台湾各界が朱総理発言に注目
朱鎔基総理は15日の記者会見で、中央政府の台湾問題解決の原則的立場を再度明らかにし、台湾各界の大きな注目を集めた。ある関係筋は、「どのように両岸の話し合いの門を再開し、台湾海峡の平和を維持するかは、台湾選挙の候補者にとって重大な試練となっている。両岸関係は台湾の前途と命運に関わり、台湾民衆は知恵を絞って人々を安心させるような指導者を選ばなければならない」と指摘する。
16日付の台湾紙「中国時報」は、次のような論評を掲載した。
選挙の候補者は、「一つの中国の原則の下で対等に話し合って初めて、戦争を回避し、安定を確保することができる」という考えを持つべきだ。台湾は両岸関係で、平和維持のために、どのように戦争を回避し話し合いの門を再開するかは、候補者にとって重大な試練となっている。
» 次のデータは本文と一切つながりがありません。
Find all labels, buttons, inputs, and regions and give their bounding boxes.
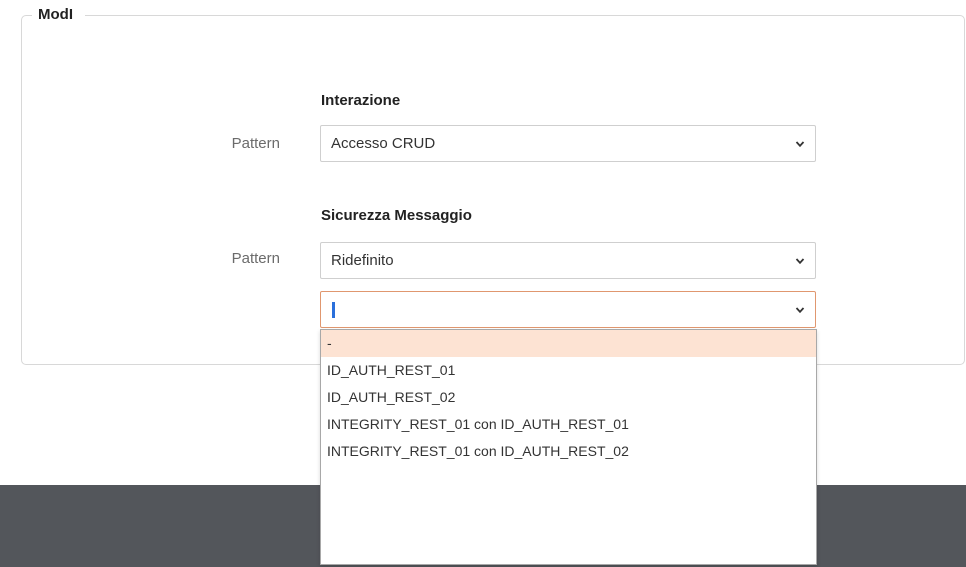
interazione-title: Interazione: [321, 92, 401, 109]
sicurezza-pattern-select[interactable]: Ridefinito: [320, 242, 816, 279]
chevron-down-icon: [795, 306, 805, 313]
chevron-down-icon: [795, 140, 805, 147]
sicurezza-pattern-value: Ridefinito: [331, 252, 394, 269]
dropdown-option[interactable]: -: [321, 330, 816, 357]
chevron-down-icon: [795, 257, 805, 264]
dropdown-option[interactable]: ID_AUTH_REST_01: [321, 357, 816, 384]
dropdown-option[interactable]: ID_AUTH_REST_02: [321, 384, 816, 411]
profile-dropdown-list[interactable]: - ID_AUTH_REST_01 ID_AUTH_REST_02 INTEGR…: [320, 329, 817, 565]
sicurezza-profile-select[interactable]: [320, 291, 816, 328]
interazione-pattern-label: Pattern: [231, 135, 280, 152]
fieldset-legend: ModI: [32, 6, 85, 23]
sicurezza-pattern-label: Pattern: [231, 250, 280, 267]
interazione-pattern-value: Accesso CRUD: [331, 135, 436, 152]
interazione-pattern-select[interactable]: Accesso CRUD: [320, 125, 816, 162]
sicurezza-title: Sicurezza Messaggio: [321, 207, 472, 224]
text-cursor: [332, 301, 335, 318]
dropdown-option[interactable]: INTEGRITY_REST_01 con ID_AUTH_REST_02: [321, 438, 816, 465]
dropdown-option[interactable]: INTEGRITY_REST_01 con ID_AUTH_REST_01: [321, 411, 816, 438]
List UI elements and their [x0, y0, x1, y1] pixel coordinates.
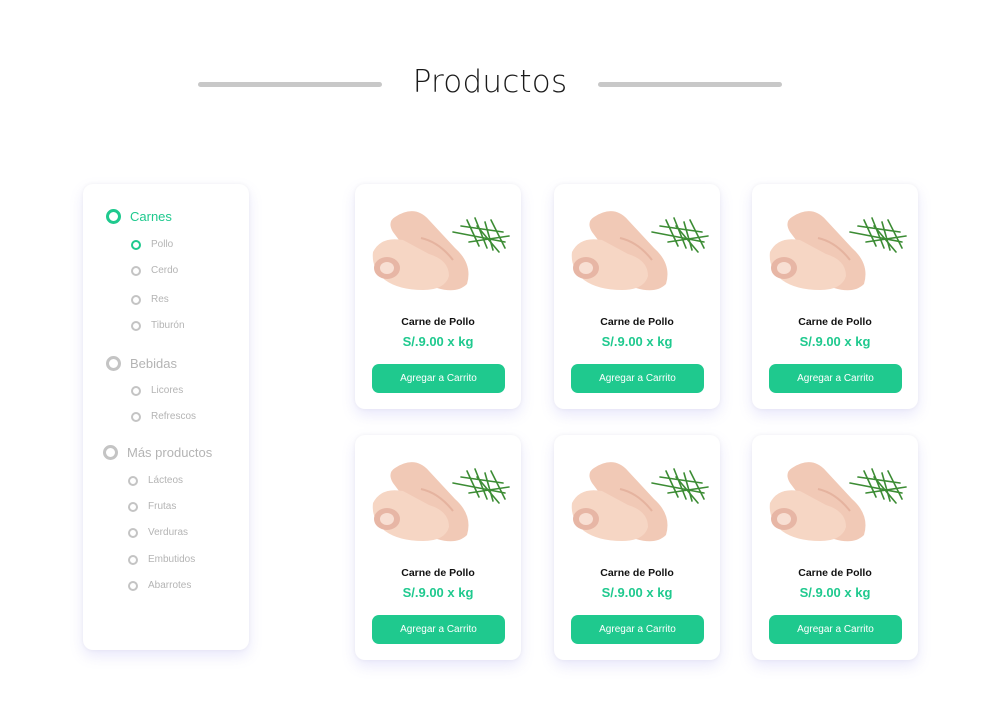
radio-selected-icon	[106, 209, 121, 224]
subcategory-label: Res	[151, 294, 169, 305]
title-divider-right	[598, 82, 782, 87]
chicken-drumsticks-image	[769, 462, 907, 542]
subcategory-res[interactable]: Res	[131, 294, 169, 305]
chicken-drumsticks-image	[571, 462, 709, 542]
subcategory-pollo[interactable]: Pollo	[131, 239, 173, 250]
subcategory-cerdo[interactable]: Cerdo	[131, 265, 178, 276]
subcategory-label: Verduras	[148, 527, 189, 538]
add-to-cart-button[interactable]: Agregar a Carrito	[571, 364, 704, 393]
page-title: Productos	[412, 64, 568, 100]
product-name: Carne de Pollo	[798, 567, 872, 579]
chicken-drumsticks-image	[372, 462, 510, 542]
subcategory-abarrotes[interactable]: Abarrotes	[128, 580, 191, 591]
subcategory-label: Embutidos	[148, 554, 196, 565]
product-card: Carne de Pollo S/.9.00 x kg Agregar a Ca…	[355, 435, 521, 660]
product-name: Carne de Pollo	[401, 567, 475, 579]
radio-icon	[128, 580, 138, 591]
subcategory-lacteos[interactable]: Lácteos	[128, 475, 183, 486]
add-to-cart-button[interactable]: Agregar a Carrito	[372, 615, 505, 644]
add-to-cart-button[interactable]: Agregar a Carrito	[372, 364, 505, 393]
subcategory-verduras[interactable]: Verduras	[128, 527, 188, 538]
category-label: Carnes	[130, 209, 172, 224]
subcategory-label: Cerdo	[151, 265, 179, 276]
category-label: Más productos	[127, 445, 213, 460]
radio-icon	[128, 475, 138, 486]
product-price: S/.9.00 x kg	[799, 334, 871, 349]
product-price: S/.9.00 x kg	[799, 585, 871, 600]
product-price: S/.9.00 x kg	[402, 585, 474, 600]
radio-icon	[103, 445, 118, 460]
subcategory-label: Abarrotes	[148, 580, 192, 591]
category-carnes[interactable]: Carnes	[106, 209, 172, 224]
subcategory-refrescos[interactable]: Refrescos	[131, 411, 196, 422]
product-name: Carne de Pollo	[600, 316, 674, 328]
product-card: Carne de Pollo S/.9.00 x kg Agregar a Ca…	[752, 184, 918, 409]
chicken-drumsticks-image	[372, 211, 510, 291]
subcategory-licores[interactable]: Licores	[131, 385, 183, 396]
category-mas-productos[interactable]: Más productos	[103, 445, 212, 460]
add-to-cart-button[interactable]: Agregar a Carrito	[769, 364, 902, 393]
radio-selected-icon	[131, 239, 141, 250]
chicken-drumsticks-image	[571, 211, 709, 291]
radio-icon	[131, 294, 141, 305]
category-filter-panel: Carnes Pollo Cerdo Res Tiburón Bebidas L…	[83, 184, 249, 650]
product-price: S/.9.00 x kg	[601, 585, 673, 600]
product-card: Carne de Pollo S/.9.00 x kg Agregar a Ca…	[752, 435, 918, 660]
subcategory-frutas[interactable]: Frutas	[128, 501, 176, 512]
radio-icon	[131, 265, 141, 276]
product-card: Carne de Pollo S/.9.00 x kg Agregar a Ca…	[355, 184, 521, 409]
radio-icon	[128, 527, 138, 538]
product-price: S/.9.00 x kg	[402, 334, 474, 349]
subcategory-label: Frutas	[148, 501, 177, 512]
category-bebidas[interactable]: Bebidas	[106, 356, 177, 371]
radio-icon	[131, 320, 141, 331]
subcategory-label: Licores	[151, 385, 184, 396]
product-name: Carne de Pollo	[600, 567, 674, 579]
product-card: Carne de Pollo S/.9.00 x kg Agregar a Ca…	[554, 184, 720, 409]
subcategory-tiburon[interactable]: Tiburón	[131, 320, 185, 331]
product-name: Carne de Pollo	[798, 316, 872, 328]
chicken-drumsticks-image	[769, 211, 907, 291]
category-label: Bebidas	[130, 356, 177, 371]
radio-icon	[128, 501, 138, 512]
radio-icon	[106, 356, 121, 371]
add-to-cart-button[interactable]: Agregar a Carrito	[571, 615, 704, 644]
subcategory-label: Pollo	[151, 239, 174, 250]
radio-icon	[131, 411, 141, 422]
subcategory-embutidos[interactable]: Embutidos	[128, 554, 195, 565]
radio-icon	[128, 554, 138, 565]
product-name: Carne de Pollo	[401, 316, 475, 328]
subcategory-label: Tiburón	[151, 320, 185, 331]
product-card: Carne de Pollo S/.9.00 x kg Agregar a Ca…	[554, 435, 720, 660]
add-to-cart-button[interactable]: Agregar a Carrito	[769, 615, 902, 644]
page-header: Productos	[0, 60, 1000, 110]
product-price: S/.9.00 x kg	[601, 334, 673, 349]
radio-icon	[131, 385, 141, 396]
subcategory-label: Lácteos	[148, 475, 184, 486]
subcategory-label: Refrescos	[151, 411, 197, 422]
近年、両岸関係は悪化している。両岸関係の位置付けはその主因である。「国家統一綱領」で「大陸と台湾は中国の領土であり、国家統一を推し進めることは、中国人民の共通の責任である」と明示しており、台湾が国家統一の目標を追求することを明確に示している。大陸も一つの中国の原則と、領土主権の保持について、再度譲歩できないと何度も明示している。海峡両岸とも、一つの中国を承認すると同時に、この枠組みの下で対等の協議をし、平等の尊厳と段階的平和統一の目標を追求することは、明確に示されているのだ。しかし、台湾側はこの一つの中国の立場を再び曖昧なものとし、「二国論」を掲げていたため、両岸の基本的地位を揺るがせ、さらに戦争の危機をまねいているのだ。
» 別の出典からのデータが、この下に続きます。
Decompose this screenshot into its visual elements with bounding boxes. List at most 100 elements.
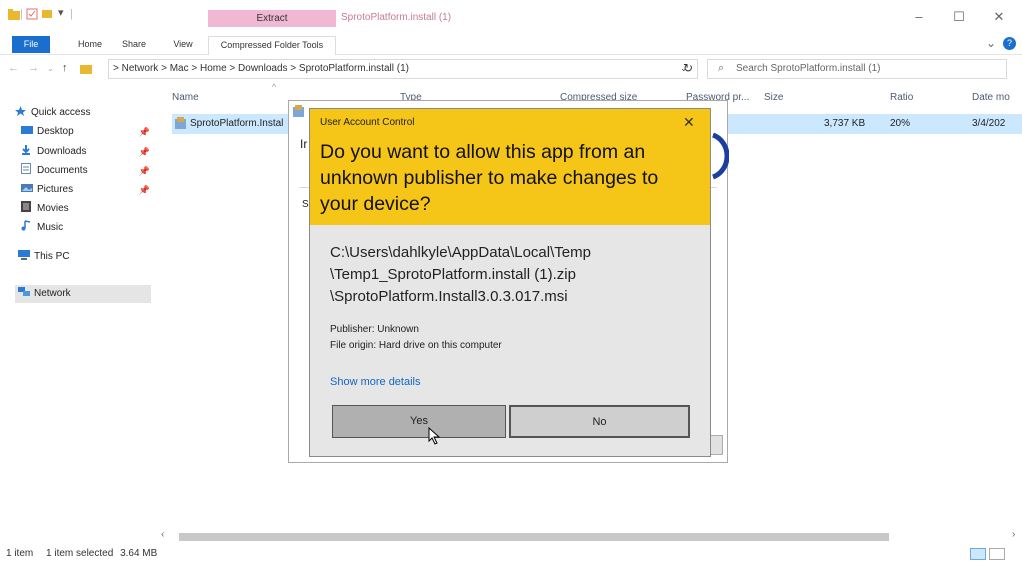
location-folder-icon — [80, 63, 92, 78]
sidebar-item-pictures[interactable]: Pictures 📌 — [18, 181, 154, 199]
sidebar-item-label: This PC — [34, 251, 70, 262]
status-size: 3.64 MB — [120, 548, 158, 559]
pc-icon — [18, 249, 30, 260]
column-header-size[interactable]: Size — [764, 92, 783, 103]
uac-file-origin: File origin: Hard drive on this computer — [330, 340, 502, 351]
address-row: ← → ⌄ ↑ > Network > Mac > Home > Downloa… — [0, 55, 1022, 83]
customize-quick-access-icon[interactable]: ▾ — [58, 6, 64, 19]
maximize-button[interactable]: ☐ — [944, 8, 974, 26]
new-folder-quick-icon[interactable] — [42, 8, 52, 23]
close-button[interactable]: ✕ — [984, 8, 1014, 26]
pin-icon: 📌 — [138, 166, 150, 176]
sidebar-item-label: Desktop — [37, 126, 74, 137]
tab-view[interactable]: View — [168, 36, 198, 53]
ribbon-tabs: File Home Share View Compressed Folder T… — [0, 33, 1022, 55]
sidebar-item-label: Pictures — [37, 184, 74, 195]
sidebar-item-label: Downloads — [37, 146, 87, 157]
installer-file-icon — [174, 117, 187, 133]
uac-question: Do you want to allow this app from an un… — [320, 141, 659, 215]
sidebar-item-label: Quick access — [31, 107, 91, 118]
navigation-pane: Quick access Desktop 📌 Downloads 📌 Docum… — [0, 84, 156, 524]
sidebar-item-desktop[interactable]: Desktop 📌 — [18, 123, 154, 141]
search-icon: ⌕ — [718, 62, 725, 74]
file-name: SprotoPlatform.Instal — [190, 118, 284, 129]
forward-arrow-icon[interactable]: → — [28, 62, 39, 74]
uac-publisher: Publisher: Unknown — [330, 324, 419, 335]
file-ratio: 20% — [890, 118, 911, 129]
sidebar-item-this-pc[interactable]: This PC — [15, 248, 151, 266]
installer-window-icon — [292, 105, 305, 121]
address-bar[interactable]: > Network > Mac > Home > Downloads > Spr… — [108, 59, 698, 79]
network-icon — [18, 286, 30, 296]
scroll-right-icon[interactable]: › — [1012, 529, 1015, 540]
tab-home[interactable]: Home — [70, 36, 110, 53]
sidebar-item-label: Network — [34, 288, 71, 299]
pictures-icon — [21, 182, 33, 192]
window-title: SprotoPlatform.install (1) — [341, 12, 452, 23]
sidebar-item-documents[interactable]: Documents 📌 — [18, 162, 154, 180]
movies-icon — [21, 201, 33, 212]
back-arrow-icon[interactable]: ← — [8, 62, 19, 74]
folder-icon — [8, 9, 20, 24]
tab-share[interactable]: Share — [116, 36, 152, 53]
column-header-date[interactable]: Date mo — [972, 92, 1010, 103]
horizontal-scrollbar[interactable]: ‹ › — [157, 529, 1022, 543]
installer-text-fragment: S — [302, 199, 309, 210]
scroll-left-icon[interactable]: ‹ — [161, 529, 164, 540]
sort-indicator-icon: ^ — [272, 82, 277, 92]
help-icon[interactable]: ? — [1003, 37, 1016, 50]
uac-dialog: User Account Control ✕ Do you want to al… — [309, 108, 711, 457]
expand-ribbon-icon[interactable]: ⌄ — [986, 36, 996, 50]
sidebar-item-label: Documents — [37, 165, 88, 176]
uac-program-path: C:\Users\dahlkyle\AppData\Local\Temp \Te… — [330, 242, 700, 308]
sidebar-item-network[interactable]: Network — [15, 285, 151, 303]
tab-file[interactable]: File — [12, 36, 50, 53]
installer-logo-icon — [711, 131, 730, 184]
column-header-name[interactable]: Name — [172, 92, 199, 103]
scrollbar-thumb[interactable] — [179, 533, 889, 541]
star-icon — [15, 105, 27, 116]
no-button[interactable]: No — [509, 405, 690, 438]
path-line: C:\Users\dahlkyle\AppData\Local\Temp — [330, 244, 591, 261]
sidebar-item-music[interactable]: Music — [18, 219, 154, 237]
uac-close-button[interactable]: ✕ — [683, 114, 695, 131]
file-date: 3/4/202 — [972, 118, 1006, 129]
title-bar: | ▾ | Extract SprotoPlatform.install (1)… — [0, 0, 1022, 32]
sidebar-item-label: Movies — [37, 203, 69, 214]
uac-caption: User Account Control — [320, 117, 415, 128]
installer-button-edge — [709, 435, 723, 455]
sidebar-item-movies[interactable]: Movies — [18, 200, 154, 218]
refresh-button[interactable]: ↻ — [683, 61, 693, 75]
status-selected: 1 item selected — [46, 548, 114, 559]
pin-icon: 📌 — [138, 147, 150, 157]
path-line: \Temp1_SprotoPlatform.install (1).zip — [330, 266, 576, 283]
installer-heading-fragment: Ir — [300, 137, 308, 151]
sidebar-item-quick-access[interactable]: Quick access — [12, 104, 148, 122]
sidebar-item-label: Music — [37, 222, 64, 233]
details-view-icon[interactable] — [970, 548, 986, 560]
extract-contextual-tab[interactable]: Extract — [208, 10, 336, 27]
properties-quick-icon[interactable] — [26, 8, 38, 23]
path-line: \SprotoPlatform.Install3.0.3.017.msi — [330, 288, 568, 305]
music-icon — [21, 220, 33, 231]
minimize-button[interactable]: – — [904, 8, 934, 26]
large-icons-view-icon[interactable] — [989, 548, 1005, 560]
column-header-ratio[interactable]: Ratio — [890, 92, 913, 103]
tab-compressed-folder-tools[interactable]: Compressed Folder Tools — [208, 36, 336, 55]
file-size: 3,737 KB — [824, 118, 866, 129]
uac-header: User Account Control ✕ Do you want to al… — [310, 109, 710, 225]
sidebar-item-downloads[interactable]: Downloads 📌 — [18, 143, 154, 161]
pin-icon: 📌 — [138, 127, 150, 137]
documents-icon — [21, 163, 33, 174]
download-icon — [21, 144, 33, 155]
desktop-icon — [21, 124, 33, 134]
status-item-count: 1 item — [6, 548, 34, 559]
recent-locations-icon[interactable]: ⌄ — [47, 64, 54, 73]
pin-icon: 📌 — [138, 185, 150, 195]
mouse-cursor-icon — [428, 426, 442, 448]
yes-button[interactable]: Yes — [332, 405, 506, 438]
search-input[interactable]: Search SprotoPlatform.install (1) — [707, 59, 1007, 79]
up-arrow-icon[interactable]: ↑ — [62, 62, 68, 74]
status-bar: 1 item 1 item selected 3.64 MB — [0, 545, 1022, 563]
show-more-details-link[interactable]: Show more details — [330, 376, 421, 388]
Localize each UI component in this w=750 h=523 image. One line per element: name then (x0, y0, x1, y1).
現在、総選挙まで2日をきり、両岸の難局は未だ解決を見ず、一層緊張を増している。当面の戦争の危機を回避するため、ここに、「中国の前途の為、台湾の安全の為、そして人々の幸福の為に、唯一『一つの中国』の原則の下で、『国家統一綱領』に照らし両岸の対等な対話を推し進めることで、選挙前後の不安定な両岸情勢を鎮め、台湾の尊厳と幸福、平和が確保される」と、各候補者に謹んで言付けたい。